No wonder employees find it hard to understand company “leaders” (the new word for managers, apparently). The latest “BigExec-speak” I ran into this week:

  • Action as a verb, as in, “We’ll action those areas.” Ugh.
  • Criticality. I wasn’t sure exactly what it meant, but Dictionary.com came up with “the quality, state or degree of being of the highest importance” (or possibly, “The point at which a nuclear reaction is self-sustaining.”).
  • Centricity. Again, I wasn’t sure, and couldn’t find it in my Canadian Oxford Dictionary. Dictionary.com could only tell me it was a noun but did not define it.
  • Granularity. Don’t you find this one is gaining in popularity? It’s not in the Oxford but Dictionary.com says it’s a noun meaning “the quality of being composed of relatively large particles [syn: coarseness].” Wikipedia says “The granularity of data refers to the fineness with which data fields are sub-divided.”

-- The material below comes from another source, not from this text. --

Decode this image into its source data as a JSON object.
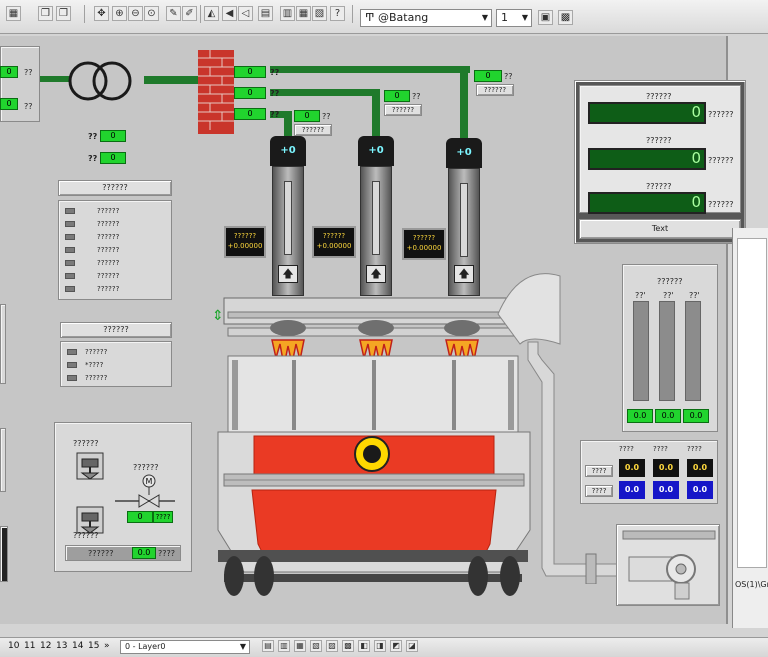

While looking up the words, I checked Buzzwhack, which is always a source of amusement, and found these gems:

  • Shoot ahead of the duck. Think ahead. Plan. You have to aim where you think the duck will be, not where it is when you pull the trigger.
  • C-gull. A C-level executive (a company’s senior executive level: CEO, CFO, CIO, CMO) with the annoying habit of swooping in and out of meetings and leaving a huge mess for his/her subordinates to clean up.
  • Mandals. Sandals worn by men, frequently without socks.

Maybe they’ll be candidates for the next round of new words added to Merriam-Webster’s Collegiate Dictionary or the Oxford English Dictionary.